MAS-Orchestra: Understanding and Improving Multi-Agent Reasoning Through Holistic Orchestration and Controlled Benchmarks

While multi-agent systems (MAS) promise elevated intelligence through coordination of agents, current approaches to automatic MAS design under-deliver. Such shortcomings stem from two key factors: (1) methodological complexity - agent orchestration is performed using sequential, code-level execution that limits global system-level holistic reasoning and scales poorly with agent complexity - and (2) efficacy uncertainty - MAS are deployed without understanding if there are tangible benefits compared to single-agent systems (SAS). We propose MASOrchestra, a training-time framework that formulates MAS orchestration as a function-calling reinforcement learning problem with holistic orchestration, generating an entire MAS at once. In MAS-Orchestra, complex, goal-oriented subagents are abstracted as callable functions, enabling global reasoning over system structure while hiding internal execution details. To rigorously study when and why MAS are beneficial, we introduce MASBENCH, a controlled benchmark that characterizes tasks along five axes: Depth, Horizon, Breadth, Parallel, and Robustness. Our analysis reveals that MAS gains depend critically on task structure, verification protocols, and the capabilities of both orchestrator and subagents, rather than holding universally. Guided by these insights, MAS-Orchestra achieves consistent improvements on public benchmarks including mathematical reasoning, multi-hop QA, and search-based QA, while achieving more than 10x efficiency over strong baselines. Together, MAS-Orchestra and MASBENCH enable better training and understanding of MAS in the pursuit of multi-agent intelligence.

翻译：尽管多智能体系统（MAS）通过智能体间的协同合作有望实现更高级的智能，但当前自动设计多智能体系统的方法未能达到预期效果。此类不足源于两个关键因素：（1）方法复杂性——智能体编排采用顺序的代码级执行方式，限制了全局系统层面的整体推理能力，且难以随智能体复杂度扩展；（2）效能不确定性——在部署多智能体系统时，未能明确其相较于单智能体系统（SAS）是否存在实质优势。
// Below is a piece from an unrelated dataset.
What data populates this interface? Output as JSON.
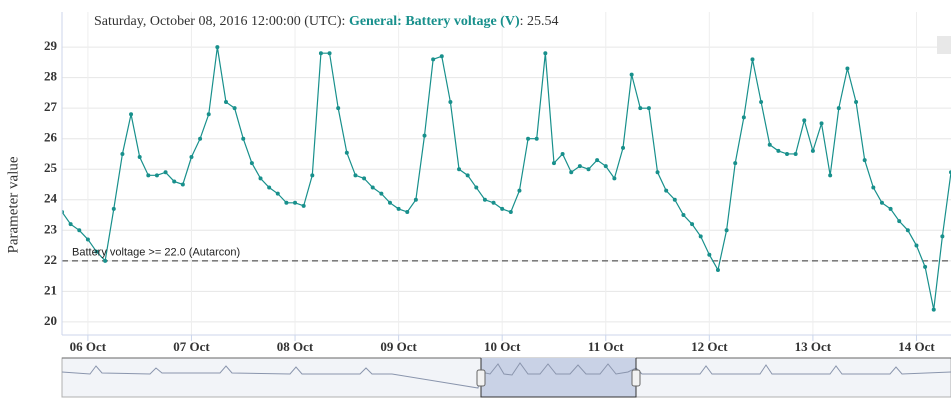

我们提出MAS-Orchestra，一种训练时框架，将多智能体编排建模为具有整体编排能力的函数调用强化学习问题，能够一次性生成完整的多智能体系统。在MAS-Orchestra中，复杂的目标导向子智能体被抽象为可调用函数，从而在隐藏内部执行细节的同时实现对系统结构的全局推理。为严谨研究多智能体系统何时及为何具有优势，我们提出MASBENCH——一个沿五个维度（深度、时域、广度、并行性与鲁棒性）刻画任务的受控基准。我们的分析表明，多智能体系统的优势并非普遍存在，而是关键取决于任务结构、验证协议以及编排器与子智能体的能力。基于这些发现，MAS-Orchestra在数学推理、多跳问答和基于搜索的问答等公共基准测试中实现了持续改进，同时较强大基线获得了超过10倍的效率提升。MAS-Orchestra与MASBENCH共同为追求多智能体智能提供了更优的训练与理解框架。